- The Washington Times
Wednesday, August 25, 2021

U.S. Capitol Police are working to fix major communication issues after an inspector general review reportedly found that most officers’ radio calls for help during the violent Jan. 6 attack were not properly broadcast.

The majority of officers who pressed the panic button on their radios did not have their emergency activation simulcast on police radio as required by standard protocol, The Associated Press reported.

The agency said this week that it “has acknowledged there were communication gaps on January 6.”

“Given the events of January 6th, the enormous amount of radio traffic that day was not surprising. Additionally, the size and magnitude of January 6 made it difficult to respond to each officer’s emergency radio broadcast in real-time,” U.S. Capitol Police (USCP) said in a statement on Tuesday.

USCP noted that all sworn personnel were given smartphones ahead of Jan. 6 to cut down on radio traffic and bolster communication.

The police force says it has been developing new policies for monitoring emergency signals and communication with other law enforcement agencies. It also hired a retired Secret Service agent to help oversee changes to the operational planning process for major events.

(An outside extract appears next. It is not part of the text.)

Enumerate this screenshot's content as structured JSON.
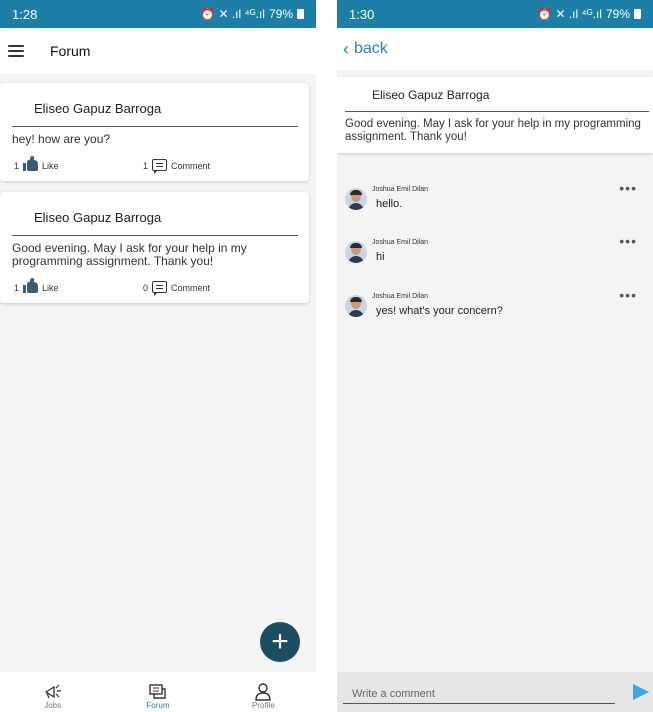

The announcement comes as officials are preparing for a rally planned next month near the Capitol to demand “justice” for hundreds of people accused of breaching the building during the attack.

More than 500 people have been arrested and charged in connection with the riot, many of whom have been released while they await trial. Others, however, are still detained and some have complained of harsh treatment by staff, including allegations of abuse and excessive solitary confinement.

Event organizer Matt Braynard, executive director of Look Ahead America (LAA), says the upcoming rally is “to raise awareness of this tragedy of this grave violation of civil rights of hundreds of our fellow Americans.”

The rally is scheduled to begin at noon Sept. 18 in Union Square on the west side of the Capitol grounds.

USCP Special Events did not respond to an email inquiry about a permit for the demonstration.

Mr. Braynard served as director of data and strategy for former President Trump’s 2016 campaign and started a project to “investigate illegal ballots cast in 2020,” according to the LAA website. The organization says its mission is to help “millions of rural and blue-collar patriotic Americans who are disaffected and disenfranchised from the nation’s corridors of power” by educating and registering them to vote.